As you may have noticed, we’ve not touched on the continued politicisation and attempted misrepresentation of the DSA by the US administration and actors affiliated closely with it. Instead, we hope that (contrary to recent reporting) the KOM keeps on enforcing the DSA unaffected, while the US is poised to become a great control group to study the effect of risk mitigation measures.
Calls, Surveys and Workshops
Apart from the DSA40 Data Access Days (which you should join 😉 ), we would like to direct your attention to a set of calls, surveys, and workshops coming up in the second half of the year:
- The ERC is holding a survey on interest in ERC activities related to DSA Art. 40 and associated Delegated Act
- members of the Joint Research Centre’s Algorithmic Transparency team are delivering tutorials and interactive sessions on researcher data access under the Digital Services Act (DSA). Consider joining them at
- ECML PKDD (15-19 September) in Porto, Portugal for a data access tutorial on 19 September, 12:00-18:00 (CEST)
- RecSys (22-26 September) in Prague, Czechia for a Keynote by Emilia Gomez, JRC Algorithmic Transparency Unit: Recommender Systems: A European, Science for Policy Perspective
- the Algorithmic Transparency team is also hosting a research workshop in Seville on 12 November (submission deadline: 20 August)
- The Network Media Structures at Uni Mainz is hosting a Workshop on Epistemic Governance of Platforms in Mainz 23-24 October (submission deadline: 15 August, German only)

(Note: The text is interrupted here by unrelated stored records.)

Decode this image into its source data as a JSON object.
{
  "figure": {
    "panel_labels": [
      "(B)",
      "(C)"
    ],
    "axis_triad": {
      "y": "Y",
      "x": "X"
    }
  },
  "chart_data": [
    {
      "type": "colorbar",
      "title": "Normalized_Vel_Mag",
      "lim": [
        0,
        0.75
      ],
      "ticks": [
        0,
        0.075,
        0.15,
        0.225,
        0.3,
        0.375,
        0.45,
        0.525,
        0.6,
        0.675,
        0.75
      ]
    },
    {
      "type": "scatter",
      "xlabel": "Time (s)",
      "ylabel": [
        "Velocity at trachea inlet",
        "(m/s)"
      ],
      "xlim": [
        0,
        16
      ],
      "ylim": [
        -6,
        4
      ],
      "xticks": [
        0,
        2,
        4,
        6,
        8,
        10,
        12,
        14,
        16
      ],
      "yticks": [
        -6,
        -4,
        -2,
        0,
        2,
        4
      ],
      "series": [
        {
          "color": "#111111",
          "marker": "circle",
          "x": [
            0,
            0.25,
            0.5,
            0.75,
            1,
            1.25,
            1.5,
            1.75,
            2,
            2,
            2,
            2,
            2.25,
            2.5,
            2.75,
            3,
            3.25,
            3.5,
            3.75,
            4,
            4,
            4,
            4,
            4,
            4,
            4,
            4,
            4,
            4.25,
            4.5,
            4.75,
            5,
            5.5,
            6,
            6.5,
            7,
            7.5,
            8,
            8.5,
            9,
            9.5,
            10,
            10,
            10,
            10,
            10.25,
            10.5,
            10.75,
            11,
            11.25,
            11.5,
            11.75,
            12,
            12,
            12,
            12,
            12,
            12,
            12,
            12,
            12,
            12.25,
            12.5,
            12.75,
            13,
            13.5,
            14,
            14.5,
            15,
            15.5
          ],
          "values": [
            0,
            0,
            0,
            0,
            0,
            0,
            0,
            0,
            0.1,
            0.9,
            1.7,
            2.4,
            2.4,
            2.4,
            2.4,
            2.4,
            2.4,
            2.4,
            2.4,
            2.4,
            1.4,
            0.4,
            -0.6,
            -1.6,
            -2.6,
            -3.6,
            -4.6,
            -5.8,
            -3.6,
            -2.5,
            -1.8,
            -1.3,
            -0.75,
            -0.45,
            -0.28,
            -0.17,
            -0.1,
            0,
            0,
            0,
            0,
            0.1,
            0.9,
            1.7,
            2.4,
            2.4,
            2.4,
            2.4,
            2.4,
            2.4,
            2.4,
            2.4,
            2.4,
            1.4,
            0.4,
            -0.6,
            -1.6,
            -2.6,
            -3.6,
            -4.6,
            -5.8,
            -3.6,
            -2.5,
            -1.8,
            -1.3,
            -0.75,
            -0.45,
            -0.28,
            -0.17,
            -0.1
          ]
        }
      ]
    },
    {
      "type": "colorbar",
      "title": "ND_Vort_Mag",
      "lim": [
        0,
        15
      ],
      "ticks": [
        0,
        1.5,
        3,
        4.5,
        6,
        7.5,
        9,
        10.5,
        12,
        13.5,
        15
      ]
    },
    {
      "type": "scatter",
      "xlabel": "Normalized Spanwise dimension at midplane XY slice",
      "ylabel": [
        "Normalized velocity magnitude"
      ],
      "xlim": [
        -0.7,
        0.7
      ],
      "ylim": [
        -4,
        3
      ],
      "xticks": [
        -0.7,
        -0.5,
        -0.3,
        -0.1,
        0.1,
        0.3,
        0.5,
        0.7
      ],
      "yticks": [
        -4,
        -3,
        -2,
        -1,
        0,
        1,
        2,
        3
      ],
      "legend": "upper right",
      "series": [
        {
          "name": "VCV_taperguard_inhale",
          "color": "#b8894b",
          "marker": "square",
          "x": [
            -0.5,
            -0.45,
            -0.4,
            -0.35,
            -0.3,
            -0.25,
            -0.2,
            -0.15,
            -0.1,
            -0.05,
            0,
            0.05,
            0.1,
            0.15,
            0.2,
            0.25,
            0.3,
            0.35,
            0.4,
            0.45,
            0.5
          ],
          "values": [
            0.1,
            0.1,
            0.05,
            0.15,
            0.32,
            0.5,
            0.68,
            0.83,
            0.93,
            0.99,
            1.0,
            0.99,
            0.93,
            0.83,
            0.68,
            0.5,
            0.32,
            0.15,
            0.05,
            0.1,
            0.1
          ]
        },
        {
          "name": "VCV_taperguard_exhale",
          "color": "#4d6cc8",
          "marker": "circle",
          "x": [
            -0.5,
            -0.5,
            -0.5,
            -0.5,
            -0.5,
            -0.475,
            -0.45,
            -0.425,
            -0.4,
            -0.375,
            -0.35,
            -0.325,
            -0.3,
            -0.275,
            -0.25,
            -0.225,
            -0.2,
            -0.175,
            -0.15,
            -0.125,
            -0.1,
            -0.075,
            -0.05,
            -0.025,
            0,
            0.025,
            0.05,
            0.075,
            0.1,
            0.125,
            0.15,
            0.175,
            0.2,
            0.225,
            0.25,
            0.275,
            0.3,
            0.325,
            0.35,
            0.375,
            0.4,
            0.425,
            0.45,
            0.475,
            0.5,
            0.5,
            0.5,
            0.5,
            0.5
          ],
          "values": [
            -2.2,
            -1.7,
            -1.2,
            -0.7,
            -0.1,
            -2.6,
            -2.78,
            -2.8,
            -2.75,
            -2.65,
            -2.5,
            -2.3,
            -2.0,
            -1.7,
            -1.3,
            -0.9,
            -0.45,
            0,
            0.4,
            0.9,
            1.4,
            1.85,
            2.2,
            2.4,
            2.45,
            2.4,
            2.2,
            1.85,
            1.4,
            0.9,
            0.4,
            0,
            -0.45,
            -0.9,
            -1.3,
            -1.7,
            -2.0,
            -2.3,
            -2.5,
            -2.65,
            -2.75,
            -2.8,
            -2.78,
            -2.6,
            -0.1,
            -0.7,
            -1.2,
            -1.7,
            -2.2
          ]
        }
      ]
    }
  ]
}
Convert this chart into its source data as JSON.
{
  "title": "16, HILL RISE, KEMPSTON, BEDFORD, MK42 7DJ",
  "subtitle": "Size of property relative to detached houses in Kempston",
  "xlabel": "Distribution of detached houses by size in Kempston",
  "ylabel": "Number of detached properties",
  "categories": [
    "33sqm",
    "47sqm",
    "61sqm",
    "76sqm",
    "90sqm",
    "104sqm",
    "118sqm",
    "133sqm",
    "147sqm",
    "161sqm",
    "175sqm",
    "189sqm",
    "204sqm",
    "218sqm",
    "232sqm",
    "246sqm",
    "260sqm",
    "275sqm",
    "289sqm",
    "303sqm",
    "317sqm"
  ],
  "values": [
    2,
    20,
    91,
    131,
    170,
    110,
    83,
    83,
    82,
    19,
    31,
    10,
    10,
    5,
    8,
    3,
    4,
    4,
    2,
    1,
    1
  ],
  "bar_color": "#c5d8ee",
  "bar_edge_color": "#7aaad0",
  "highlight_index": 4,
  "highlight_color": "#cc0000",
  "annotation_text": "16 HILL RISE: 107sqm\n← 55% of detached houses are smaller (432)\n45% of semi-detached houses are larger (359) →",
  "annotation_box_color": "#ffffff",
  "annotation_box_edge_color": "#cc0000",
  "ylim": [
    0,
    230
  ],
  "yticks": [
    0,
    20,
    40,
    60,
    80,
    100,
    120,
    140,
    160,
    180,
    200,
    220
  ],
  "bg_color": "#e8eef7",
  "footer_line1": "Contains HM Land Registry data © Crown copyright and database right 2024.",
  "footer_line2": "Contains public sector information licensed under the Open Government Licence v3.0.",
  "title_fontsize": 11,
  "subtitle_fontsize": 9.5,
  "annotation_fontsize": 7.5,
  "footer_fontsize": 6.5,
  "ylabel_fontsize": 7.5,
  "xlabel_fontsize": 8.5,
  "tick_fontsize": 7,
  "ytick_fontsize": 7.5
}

- The 4th Arcom Research Day will take place again in Paris on 13 November 2025 (submission deadline: 29 August)
- The Platform Governance Research Network will host PlatGovNet2025 online December 1-2 (submission deadline: 2 September)
- The second international conference on ‘The DSA and Platform Regulation’ is coming up at Amsterdam Law School on 16-17 February 2026 (submission deadline: 30 September)
We hope you have a restful summer break and that you keep asking for data access once you’re back.